Phase 2 - Translating Transcription Messages

Added json-message extensions and translated the transcription messages by working with Jigasi - the SIP component of Jitsi

Here’s a brief summary of my work in the 2nd phase of GSoC 2018:

What did I work on?

Json Message Extension

I continued working on a Message stanza extension element for sending the required json-messages in a different packet instead of sending it in the body of the message from Jigasi. Now, the transcription messages being sent look like this :

<message ...>
  <json-message ...>
    {
      "type":"transcription-result",
      "transcript":[
          {
            "confidence":0.0,
            "text":"this is an example Json message"
          }
      ],
      "is_interim":false,
      "language":"en-US",
      "message_id":"14fcde1c-26f8-4c03-ab06-106abccb510b",
      "event":"SPEECH",
      "participant":{
          "name":"Nik",
          "id":"d62f8c36"
      },
      "stability":0.0,
      "timestamp":"2017-08-24T11:04:05.637Z"
    }
  </json-message>
</message

This required the following changes in Jitsi and Jigasi

Sending json-messages from the front end components required minor changes in lib-jitsi-meet

Translation Layer

I continued with adding an abstract translation layer for server side translations in Jigasi. An abstract translation service was added to use any required translation services and GoogleCloudTranslate was implemented.

A TranslationManager which implemented a TranscriptionListener was used to keep a count of the required languages for translation as per the participants in the conference. Once the TranslationManager is notified of a final TranslationResult, it uses then TranslationService to get translations in all the required languages. We do not translate the interim messages because the it would lead to higher costs and we need the full context of a sentence for translations. All the translated results are then notified to the list of TranslationResultListeners.

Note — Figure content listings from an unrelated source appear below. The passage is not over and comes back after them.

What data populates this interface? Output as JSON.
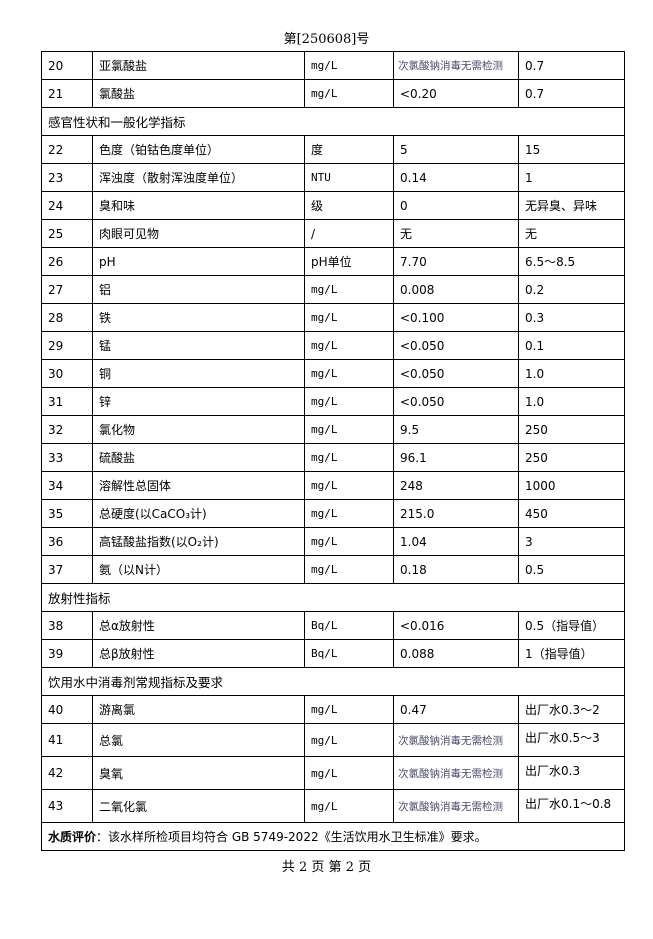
{
  "header": "第[250608]号",
  "rows": [
    {
      "type": "row",
      "no": "20",
      "item": "亚氯酸盐",
      "unit": "mg/L",
      "result": "次氯酸钠消毒无需检测",
      "limit": "0.7"
    },
    {
      "type": "row",
      "no": "21",
      "item": "氯酸盐",
      "unit": "mg/L",
      "result": "<0.20",
      "limit": "0.7"
    },
    {
      "type": "section",
      "title": "感官性状和一般化学指标"
    },
    {
      "type": "row",
      "no": "22",
      "item": "色度（铂钴色度单位）",
      "unit": "度",
      "result": "5",
      "limit": "15"
    },
    {
      "type": "row",
      "no": "23",
      "item": "浑浊度（散射浑浊度单位）",
      "unit": "NTU",
      "result": "0.14",
      "limit": "1"
    },
    {
      "type": "row",
      "no": "24",
      "item": "臭和味",
      "unit": "级",
      "result": "0",
      "limit": "无异臭、异味"
    },
    {
      "type": "row",
      "no": "25",
      "item": "肉眼可见物",
      "unit": "/",
      "result": "无",
      "limit": "无"
    },
    {
      "type": "row",
      "no": "26",
      "item": "pH",
      "unit": "pH单位",
      "result": "7.70",
      "limit": "6.5～8.5"
    },
    {
      "type": "row",
      "no": "27",
      "item": "铝",
      "unit": "mg/L",
      "result": "0.008",
      "limit": "0.2"
    },
    {
      "type": "row",
      "no": "28",
      "item": "铁",
      "unit": "mg/L",
      "result": "<0.100",
      "limit": "0.3"
    },
    {
      "type": "row",
      "no": "29",
      "item": "锰",
      "unit": "mg/L",
      "result": "<0.050",
      "limit": "0.1"
    },
    {
      "type": "row",
      "no": "30",
      "item": "铜",
      "unit": "mg/L",
      "result": "<0.050",
      "limit": "1.0"
    },
    {
      "type": "row",
      "no": "31",
      "item": "锌",
      "unit": "mg/L",
      "result": "<0.050",
      "limit": "1.0"
    },
    {
      "type": "row",
      "no": "32",
      "item": "氯化物",
      "unit": "mg/L",
      "result": "9.5",
      "limit": "250"
    },
    {
      "type": "row",
      "no": "33",
      "item": "硫酸盐",
      "unit": "mg/L",
      "result": "96.1",
      "limit": "250"
    },
    {
      "type": "row",
      "no": "34",
      "item": "溶解性总固体",
      "unit": "mg/L",
      "result": "248",
      "limit": "1000"
    },
    {
      "type": "row",
      "no": "35",
      "item": "总硬度(以CaCO₃计)",
      "unit": "mg/L",
      "result": "215.0",
      "limit": "450"
    },
    {
      "type": "row",
      "no": "36",
      "item": "高锰酸盐指数(以O₂计)",
      "unit": "mg/L",
      "result": "1.04",
      "limit": "3"
    },
    {
      "type": "row",
      "no": "37",
      "item": "氨（以N计）",
      "unit": "mg/L",
      "result": "0.18",
      "limit": "0.5"
    },
    {
      "type": "section",
      "title": "放射性指标"
    },
    {
      "type": "row",
      "no": "38",
      "item": "总α放射性",
      "unit": "Bq/L",
      "result": "<0.016",
      "limit": "0.5（指导值）"
    },
    {
      "type": "row",
      "no": "39",
      "item": "总β放射性",
      "unit": "Bq/L",
      "result": "0.088",
      "limit": "1（指导值）"
    },
    {
      "type": "section",
      "title": "饮用水中消毒剂常规指标及要求"
    },
    {
      "type": "row",
      "no": "40",
      "item": "游离氯",
      "unit": "mg/L",
      "result": "0.47",
      "limit": "出厂水0.3～2"
    },
    {
      "type": "row",
      "no": "41",
      "item": "总氯",
      "unit": "mg/L",
      "result": "次氯酸钠消毒无需检测",
      "limit": "出厂水0.5～3"
    },
    {
      "type": "row",
      "no": "42",
      "item": "臭氧",
      "unit": "mg/L",
      "result": "次氯酸钠消毒无需检测",
      "limit": "出厂水0.3"
    },
    {
      "type": "row",
      "no": "43",
      "item": "二氧化氯",
      "unit": "mg/L",
      "result": "次氯酸钠消毒无需检测",
      "limit": "出厂水0.1～0.8"
    }
  ],
  "evaluation": {
    "label": "水质评价",
    "text": "：该水样所检项目均符合 GB  5749-2022《生活饮用水卫生标准》要求。"
  },
  "footer": "共 2 页  第 2 页"
}
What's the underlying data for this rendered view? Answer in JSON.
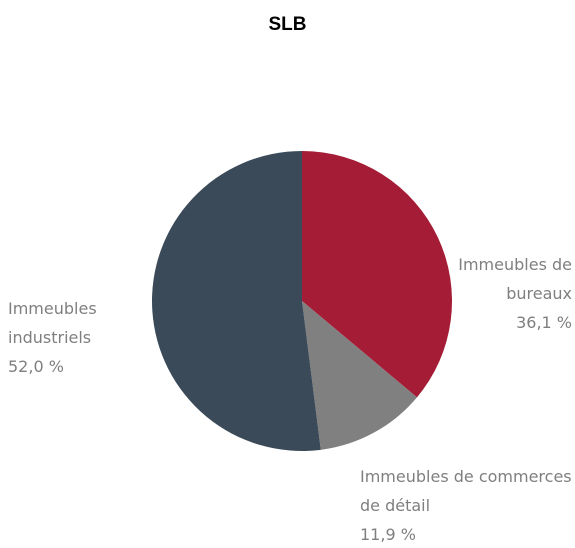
{
  "chart_data": {
    "type": "pie",
    "title": "SLB",
    "categories": [
      "Immeubles de bureaux",
      "Immeubles de commerces de détail",
      "Immeubles industriels"
    ],
    "values": [
      36.1,
      11.9,
      52.0
    ],
    "value_labels": [
      "36,1 %",
      "11,9 %",
      "52,0 %"
    ],
    "colors": [
      "#a51c36",
      "#808080",
      "#3b4a58"
    ]
  }
}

We do not publish the translation results in the Chatroom as it will flood it with translation results in different languages. We send the json-messages of the type translation-result which can be parsed to show only the required results in the front-end. This json looks like this :

<message ...>
  <json-message ...>
    {
      "type":"translation-result",
      "text":"नमस्ते आप कैसे हैं?",
      "is_interim":false,
      "language":"hi-IN",
      "message_id":"14fcde1c-26f8-4c03-ab06-106abccb510b",
      "event":"SPEECH",
      "participant":{
          "name":"Praveen",
          "id":"d62f8c36"
      },
      "stability":0.0,
      "timestamp":"201-07-10T11:04:05.637Z"
    }
  </json-message>
</message

The next task was to send the preference of target language from the front-end. After discussions, we decided to use the presence stanza to send the language preference to Jigasi. This can be updated from the developer console in the browser as of now with : APP.conference._room.setLocalParticipantProperty('translation_language','hi');

This triggers JvbConference#memberPresenceChanged. We parse the target language using a custom presence stanza extension in Jitsi and set this language preference for the participant with the given id and is added to the map of languages in TranslationManager.

This was enabled in the following PRs :

What am I currently working on ?

I am currently working on using the json-messages of type translation-result received in Jitsi-Meet to display the final results as subtitles only in the specified language.

Future Work

  • The souce language for transcription is harcoded to en-US as of now. We initially decided to send this language with the dial made for the transcriber in the iq stanza but now will be sent in a similar manner as that of the target language as it will allow us to set different source languages for each participant.
  • The language preferences are set from the console as of now. UI elements to select the source and target languages from a list is to be designed.